Yet again, Westminster is buzzing with talk about when Tony Blair will go.
When he eventually does leave Downing Street, education will be seen by a mile as his most enduring domestic policy achievement. He will have accomplished more in this area than any prime minister since Clement Attlee.
When all the mist of claim and denigration is cleared away, Mr Blair will be seen to have achieved, if not a world-class education system, at least primary and secondary education sectors that are immeasurably better than they were in 1997.
They have been the beneficiary of the bonfire of old Labour thinking on education, as well as a willingness to embrace fresh ideas from abroad, mainly the United States, and from the independent sector. Despite the mantra "standards not structures", it has been structural reform, with the coming of specialist schools, which has lain at the heart of the improvement.
There are now 2,400 specialist schools, nearly 80 per cent of the total of 3,100 maintained secondary schools in England. By most measures of performance -GCSE and A-level results, attendance and "stay-on" rates after 16 - specialist schools have outperformed non-specialist schools.
This is not what the detractors say, but they are wrong. Specialist schools have made a real and material difference to the lives of hundreds of thousands of pupils. Driving this change has been the Specialist Schools and Academies Trust (SSAT). Founded in 1987 under Margaret Thatcher, the trust in its first incarnation helped to establish the first 15 city technology colleges, which are the forerunners of today's controversial but pioneering academies.
In 1994, the first 50 specialist technology colleges were created from existing comprehensive schools to specialise in teaching the first three specialisms of mathematics, science, and design and technology. Within two years, others were added, including languages, sports and art.
The current name was adopted in 2005 when the Specialist Schools Trust was given the added responsibility of driving forward the academies programme to achieve former prime minister John Major's target of establishing 200 of these schools within the next few years.
The SSAT is not only spearheading the drive to make all remaining secondary schools either specialist schools or academies: it has also developed an ambitious programme to disseminate learning and best practice across all schools. It has established networks so that schools with different specialisms can cross-fertilise their ideas, and it is developing links with schools in Australia, China, the US, South America and elsewhere.
Leadership courses are one of its most impressive features. Using the expertise of heads and deputy heads, the trust has been far more successful than the National College for School Leadership.
I would urge independent schools to affiliate to the SSAT, as my own school is doing. They will not only gain much from the exchange of ideas - not least about curriculum development and ICT - but they will also be engaged in bridging the worst feature of British education over the past 100 years: the chasm between the independent and state sectors.
It is utterly crazy to continue to allow both sectors to inhabit parallel universes.
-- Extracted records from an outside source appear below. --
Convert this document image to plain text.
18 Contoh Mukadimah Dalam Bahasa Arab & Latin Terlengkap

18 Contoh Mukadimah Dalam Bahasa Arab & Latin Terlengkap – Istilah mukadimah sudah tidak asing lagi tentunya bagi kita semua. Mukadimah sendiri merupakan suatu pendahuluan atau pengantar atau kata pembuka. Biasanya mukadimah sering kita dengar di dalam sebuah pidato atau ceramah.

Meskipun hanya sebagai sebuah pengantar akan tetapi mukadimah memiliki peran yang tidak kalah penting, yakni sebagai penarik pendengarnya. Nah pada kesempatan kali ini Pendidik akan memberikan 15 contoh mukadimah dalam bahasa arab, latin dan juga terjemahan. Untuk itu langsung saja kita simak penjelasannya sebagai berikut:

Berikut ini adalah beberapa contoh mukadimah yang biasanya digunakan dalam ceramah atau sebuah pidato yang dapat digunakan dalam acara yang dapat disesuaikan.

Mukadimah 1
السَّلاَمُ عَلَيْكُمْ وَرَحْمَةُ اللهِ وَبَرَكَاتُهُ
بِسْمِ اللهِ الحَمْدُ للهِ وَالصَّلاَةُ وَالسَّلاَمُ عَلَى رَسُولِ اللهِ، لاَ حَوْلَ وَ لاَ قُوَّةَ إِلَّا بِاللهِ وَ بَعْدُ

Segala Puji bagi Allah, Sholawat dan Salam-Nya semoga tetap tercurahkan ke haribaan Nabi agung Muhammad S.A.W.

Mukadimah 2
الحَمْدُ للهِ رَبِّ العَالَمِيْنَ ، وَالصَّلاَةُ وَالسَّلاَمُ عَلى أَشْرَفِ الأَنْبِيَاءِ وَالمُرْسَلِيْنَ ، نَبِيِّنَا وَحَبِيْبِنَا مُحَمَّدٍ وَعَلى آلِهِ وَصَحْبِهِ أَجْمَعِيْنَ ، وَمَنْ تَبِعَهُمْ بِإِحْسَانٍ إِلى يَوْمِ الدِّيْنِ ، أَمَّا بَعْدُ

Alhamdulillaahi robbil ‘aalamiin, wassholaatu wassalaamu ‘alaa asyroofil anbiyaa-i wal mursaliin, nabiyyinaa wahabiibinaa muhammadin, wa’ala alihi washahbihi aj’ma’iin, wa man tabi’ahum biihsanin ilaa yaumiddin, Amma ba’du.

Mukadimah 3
As soon as proper exchange happens, people will begin to ask, "Why did this not begin to happen in earnest before?"
Not that specialist schools are flawless. In particular, it seems odd to those in the independent sector that so much weight should be given to just one specialism. Independent schools try to be excellent in all the 11 areas of specialism. So the recent move for "high-performing" specialist schools to be allowed to develop a second specialism is encouraging. More in this direction, please.